In an attempt to put the best spin possible on what was an abject failure, Bill Baker, a Vice President at Bell Labs, gave a speech in which he claimed that Bell Labs had accomplished everything it was trying to accomplish in Multics and that they no longer required to work on the project. As Berk Tague, a staffer present at the meeting, later told Princeton University, “Like Vietnam, he announced victory and got out of Multics.”
Within the department, this declaration was hardly unexpected. The programmers were acutely aware of the various issues with both the scope of the project and the computer they had been asked to build it for.
Still, it was something to work on, and as long as Bell Labs was working on Multics, they would also have a $7 million mainframe computer to play around with in their spare time. Dennis Ritchie, one of the programmers working on Multics, later said they all felt some stake in the victory of the project, even though they knew the odds of that success were exceedingly remote.
Cancellation of Multics meant the end of the only project that the programmers in the Computer science department had to work on—and it also meant the loss of the only computer in the Computer science department. After the GE 645 mainframe was taken apart and hauled off, the computer science department’s resources were reduced to little more than office supplies and a few terminals.
As Ken Thompson, another programmer working on the project, wryly noticed for the Unix Oral History project, “Our way of life was going to go much more spartan.”
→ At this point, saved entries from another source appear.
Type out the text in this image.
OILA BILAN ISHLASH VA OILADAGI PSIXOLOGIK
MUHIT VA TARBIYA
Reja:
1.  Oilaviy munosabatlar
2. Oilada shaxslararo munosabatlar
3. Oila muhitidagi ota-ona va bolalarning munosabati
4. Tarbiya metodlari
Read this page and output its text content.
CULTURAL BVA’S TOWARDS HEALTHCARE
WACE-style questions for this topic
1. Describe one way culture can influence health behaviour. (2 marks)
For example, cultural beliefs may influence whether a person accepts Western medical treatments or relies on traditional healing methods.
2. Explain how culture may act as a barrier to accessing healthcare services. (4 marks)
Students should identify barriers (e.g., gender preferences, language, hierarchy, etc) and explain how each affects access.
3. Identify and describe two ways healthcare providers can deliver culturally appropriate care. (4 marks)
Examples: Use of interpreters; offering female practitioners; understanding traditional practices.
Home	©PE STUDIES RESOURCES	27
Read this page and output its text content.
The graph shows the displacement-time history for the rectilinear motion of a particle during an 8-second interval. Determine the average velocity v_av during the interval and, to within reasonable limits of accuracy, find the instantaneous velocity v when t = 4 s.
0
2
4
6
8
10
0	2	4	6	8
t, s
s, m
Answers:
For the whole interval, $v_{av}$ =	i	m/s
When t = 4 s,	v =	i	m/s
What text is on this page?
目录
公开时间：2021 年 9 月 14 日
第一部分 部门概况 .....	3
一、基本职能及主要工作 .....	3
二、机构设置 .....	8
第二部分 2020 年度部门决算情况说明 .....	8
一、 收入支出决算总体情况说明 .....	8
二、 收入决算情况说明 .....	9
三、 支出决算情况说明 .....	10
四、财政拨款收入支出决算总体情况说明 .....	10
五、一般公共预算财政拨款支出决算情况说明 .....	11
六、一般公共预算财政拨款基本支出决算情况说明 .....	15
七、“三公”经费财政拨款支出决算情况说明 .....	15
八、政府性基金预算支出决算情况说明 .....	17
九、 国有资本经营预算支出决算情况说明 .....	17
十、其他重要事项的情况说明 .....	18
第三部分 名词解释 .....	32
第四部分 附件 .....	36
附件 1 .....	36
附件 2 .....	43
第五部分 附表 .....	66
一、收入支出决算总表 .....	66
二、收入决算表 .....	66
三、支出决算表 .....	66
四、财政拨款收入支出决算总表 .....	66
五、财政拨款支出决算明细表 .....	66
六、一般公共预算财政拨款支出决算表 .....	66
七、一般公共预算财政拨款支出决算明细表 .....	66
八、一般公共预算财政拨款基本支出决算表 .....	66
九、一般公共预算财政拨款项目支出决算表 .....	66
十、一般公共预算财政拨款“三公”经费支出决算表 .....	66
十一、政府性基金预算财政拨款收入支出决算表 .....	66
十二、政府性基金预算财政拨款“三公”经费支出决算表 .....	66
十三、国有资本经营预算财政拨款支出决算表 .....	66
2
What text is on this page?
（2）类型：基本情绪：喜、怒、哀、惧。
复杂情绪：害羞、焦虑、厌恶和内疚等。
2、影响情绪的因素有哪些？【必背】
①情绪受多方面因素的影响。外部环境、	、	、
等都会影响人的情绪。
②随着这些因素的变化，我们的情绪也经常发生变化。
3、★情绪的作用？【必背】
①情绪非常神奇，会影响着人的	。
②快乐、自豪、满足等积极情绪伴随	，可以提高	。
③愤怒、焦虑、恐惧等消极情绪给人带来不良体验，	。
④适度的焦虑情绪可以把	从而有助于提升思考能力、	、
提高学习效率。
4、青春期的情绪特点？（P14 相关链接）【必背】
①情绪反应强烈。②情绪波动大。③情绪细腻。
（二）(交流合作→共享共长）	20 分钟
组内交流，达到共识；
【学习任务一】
Luckily for computer enthusiasts, a constraint can at times lead to immense creativity. And so, the most influential OS ever written was not funded by venture capitalists, and the people who wrote it didn’t become billionaires because of it. Unix came about because Bell Labs hired smart people and gave them the freedom to amuse themselves, trusting that their projects would be useful more often than not. Before Unix, researchers at Bell Labs had already invented the transistor and the laser, as well as any number of innovations in computer graphics, speech synthesis, and speech recognition.